Known performance limitation:
The current styler still applies a full-buffer attribute pass when the source changes or the active line changes. The pass is guarded by a text/active-line cache, so redundant SwiftUI updates do not restyle, but active-line navigation through a large document is still O(n). This is acceptable for architecture validation but should become dirty-line invalidation before larger Markdown features are added.
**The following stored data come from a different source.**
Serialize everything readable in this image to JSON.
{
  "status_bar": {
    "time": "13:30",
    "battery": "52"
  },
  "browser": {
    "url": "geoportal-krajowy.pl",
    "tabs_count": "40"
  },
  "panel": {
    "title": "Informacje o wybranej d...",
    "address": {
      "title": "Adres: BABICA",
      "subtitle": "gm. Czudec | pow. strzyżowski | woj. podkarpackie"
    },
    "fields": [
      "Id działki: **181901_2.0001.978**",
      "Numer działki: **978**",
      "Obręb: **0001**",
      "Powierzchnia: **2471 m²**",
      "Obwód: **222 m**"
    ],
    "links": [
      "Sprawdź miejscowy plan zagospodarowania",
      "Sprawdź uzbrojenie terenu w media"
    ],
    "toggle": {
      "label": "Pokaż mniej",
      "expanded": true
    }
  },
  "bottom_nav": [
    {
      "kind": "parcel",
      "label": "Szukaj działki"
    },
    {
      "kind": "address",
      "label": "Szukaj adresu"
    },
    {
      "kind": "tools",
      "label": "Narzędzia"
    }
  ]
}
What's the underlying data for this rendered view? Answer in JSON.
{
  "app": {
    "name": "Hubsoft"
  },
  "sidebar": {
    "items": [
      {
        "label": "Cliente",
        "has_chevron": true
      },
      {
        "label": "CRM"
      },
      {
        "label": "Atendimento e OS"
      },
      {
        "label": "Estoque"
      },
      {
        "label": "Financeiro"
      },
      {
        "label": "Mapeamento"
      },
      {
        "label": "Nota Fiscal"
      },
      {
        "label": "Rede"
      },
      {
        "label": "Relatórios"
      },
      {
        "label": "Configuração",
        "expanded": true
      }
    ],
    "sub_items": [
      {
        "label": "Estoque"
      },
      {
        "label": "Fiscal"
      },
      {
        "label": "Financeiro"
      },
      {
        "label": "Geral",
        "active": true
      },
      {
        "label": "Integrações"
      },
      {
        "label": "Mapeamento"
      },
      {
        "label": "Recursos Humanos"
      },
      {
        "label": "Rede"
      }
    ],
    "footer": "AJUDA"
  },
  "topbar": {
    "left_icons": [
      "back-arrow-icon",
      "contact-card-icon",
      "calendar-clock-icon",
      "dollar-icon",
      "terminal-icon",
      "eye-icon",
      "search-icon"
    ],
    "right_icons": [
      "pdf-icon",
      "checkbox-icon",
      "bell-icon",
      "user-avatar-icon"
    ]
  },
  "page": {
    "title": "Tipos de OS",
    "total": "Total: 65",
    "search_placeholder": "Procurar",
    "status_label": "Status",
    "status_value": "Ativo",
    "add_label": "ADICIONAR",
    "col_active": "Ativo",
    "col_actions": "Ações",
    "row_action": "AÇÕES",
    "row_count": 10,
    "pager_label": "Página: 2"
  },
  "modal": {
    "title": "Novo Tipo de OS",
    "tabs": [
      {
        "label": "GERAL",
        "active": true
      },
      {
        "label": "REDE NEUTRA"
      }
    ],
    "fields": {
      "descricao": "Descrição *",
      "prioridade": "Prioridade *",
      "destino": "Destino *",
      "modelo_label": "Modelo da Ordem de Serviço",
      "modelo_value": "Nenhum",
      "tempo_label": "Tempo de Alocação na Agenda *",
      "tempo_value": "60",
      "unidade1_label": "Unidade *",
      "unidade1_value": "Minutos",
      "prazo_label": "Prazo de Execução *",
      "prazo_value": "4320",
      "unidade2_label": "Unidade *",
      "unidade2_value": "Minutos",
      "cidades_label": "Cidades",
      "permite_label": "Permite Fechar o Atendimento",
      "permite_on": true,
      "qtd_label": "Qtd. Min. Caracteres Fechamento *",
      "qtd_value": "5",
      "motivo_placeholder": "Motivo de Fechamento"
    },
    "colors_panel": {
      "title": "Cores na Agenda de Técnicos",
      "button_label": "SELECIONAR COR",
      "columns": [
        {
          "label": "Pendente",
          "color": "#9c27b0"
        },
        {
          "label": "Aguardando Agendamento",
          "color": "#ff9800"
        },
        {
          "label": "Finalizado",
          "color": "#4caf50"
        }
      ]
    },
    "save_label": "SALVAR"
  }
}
Recommended next optimization:
Track the previous active line and new active line, then restyle only those two lines when the source is unchanged. Source edits can be narrowed to changed line ranges after text-diffing or native edited-range callbacks are introduced.
This does not produce perfect rendered Markdown, but it validates the writing feel and cursor behavior before Sapling invests in a custom editor engine.
Sapling should not begin a custom editor engine now. The evidence supports continuing with native text systems while moving toward incremental invalidation and richer overlay experiments.
A future custom editor engine may still be required for high-fidelity block rendering, especially images, tables, Mermaid, LaTeX, attachments, and fully hidden delimiters. That decision should be made only after overlay rendering and dirty-line attributed rendering have been measured against real documents.
The architecture should continue with a SwiftUI shell, a Sapling editor abstraction, and native platform text views hidden behind replaceable adapters.